本通信制御技術を適用することによる効果として、カメラの収容台数の増加や高解像度化が考えられます。TCPの場合はサーバ負荷の制約などにより収容台数が制限されますが、本通信制御技術を用いる場合、サーバ負荷は無視できるほど小さく、利用可能なネットワーク容量の上限まで収容台数を増やせるため、カメラ収容台数を約10倍※4拡張できることが見込めます。また、多数のカメラでの収容台数増加による広範囲の監視実現に加えて、4Kのような高解像度カメラ画像を使った画像認識によって、動物が小さい・カメラからの距離が遠いといった理由で被写体が小さく映る場合でも高い精度で検出可能となることも見込めます。本実験システムでは、小さく映る被写体の検出において、フルHDで撮影した場合の検出率が約60%であるのに対し、4Kで撮影した場合は約80%となり、20%程度の精度向上を確認できました。

このように、多数の高解像度カメラ映像データ収集により継続的な面的監視が可能になることで、遠隔監視の適用領域を拡張し、現場作業の負担軽減につながります。
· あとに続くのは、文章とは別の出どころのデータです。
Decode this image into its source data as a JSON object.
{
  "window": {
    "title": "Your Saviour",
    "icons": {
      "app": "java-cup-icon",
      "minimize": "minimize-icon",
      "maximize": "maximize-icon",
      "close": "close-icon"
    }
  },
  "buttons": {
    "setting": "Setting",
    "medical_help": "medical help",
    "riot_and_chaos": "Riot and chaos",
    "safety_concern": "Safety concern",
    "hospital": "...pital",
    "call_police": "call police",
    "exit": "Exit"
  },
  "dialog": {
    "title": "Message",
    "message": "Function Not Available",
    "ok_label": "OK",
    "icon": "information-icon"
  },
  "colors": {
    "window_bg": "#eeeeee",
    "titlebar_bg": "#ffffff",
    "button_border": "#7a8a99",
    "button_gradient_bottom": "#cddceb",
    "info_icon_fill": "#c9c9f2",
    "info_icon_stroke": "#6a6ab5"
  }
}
特に、野生鳥獣監視においては、動物の生息数や行動範囲・移動経路といった高度な解析に拡張し、現地の定期的な見回り調査作業負担を軽減することで、作業者の担い手不足や高齢化の問題解決に貢献します。

図3 サーバ負荷と平均スループット

3.各社の役割

NTT 低負荷データ収集通信制御技術に関する実証実施と結果分析
NTT東日本 「All-Photonics Connect powered by IOWN」の提供と実験システムの構築
山形県における鳥獣害対策の実証※5の知見を基にした模擬環境での技術評価、現地ニーズを踏まえたユースケース創出

4.今後の展開

今回、低負荷データ収集通信制御技術により、通信性能を確保したまま多数の高解像度カメラ映像データを低負荷に収集できることを実証しました。
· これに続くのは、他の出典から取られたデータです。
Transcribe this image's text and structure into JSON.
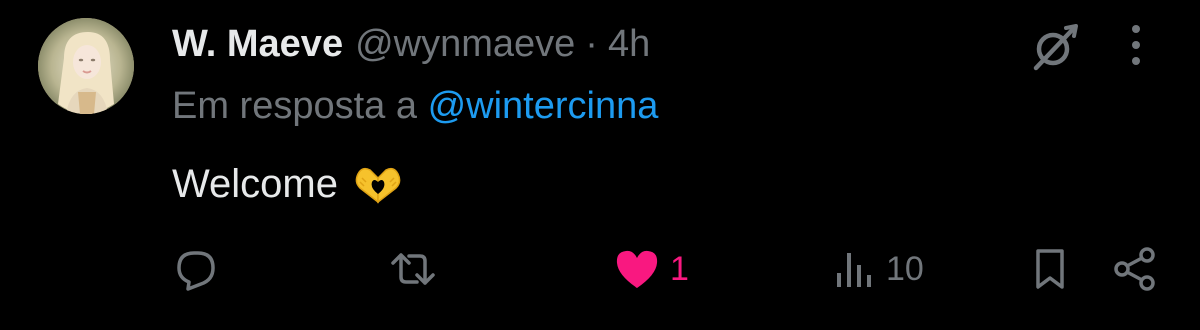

今後は、IOWN APNと本技術を活用し、野生鳥獣監視のみならず更なる遠隔監視分野への応用可能性を探索することで現場作業の抜本的削減といった社会課題の解決に貢献できるよう引き続き技術開発を進めてまいります。

【用語解説】

  • ※1IOWN APN(オールフォトニクス・ネットワーク)
    IOWN Global Forumにてオープンにアーキテクチャ策定が行われているフォトニクス技術をベースとした革新的ネットワーク。フォトニクス(光)ベースの技術の適用範囲を拡大することで、現在のエレクトロニクス(電子)ベースでは困難な、低消費電力、高品質・大容量、低遅延の伝送を実現する。
    https://www.rd.ntt/iown/新規ウィンドウで開く
  • ※2RDMA (Remote Direct Memory Access)
    ネットワークを介してメモリ上のデータを直接転送する技術。データセンタや高性能計算などの短距離のデータ転送で利用されている。
  • ※3TCP(Transmission Control Protocol)
    IP(Internet Protocol)通信で広く利用される通信プロトコル。輻輳制御や再送制御等の制御機能により信頼性の高いデータ転送を実現する。
  • ※4データ収集通信に利用できるCPUリソースが4コア、400Gbpsのネットワーク帯域を想定した場合
  • ※52024年8月30日地域の猟友会と連携した鳥獣害対策 〜AIカメラを活用した実証実験を開始〜
    https://www.ntt-east.co.jp/yamagata/new/detail/pdf/20240830_01.pdfPDF[355KB]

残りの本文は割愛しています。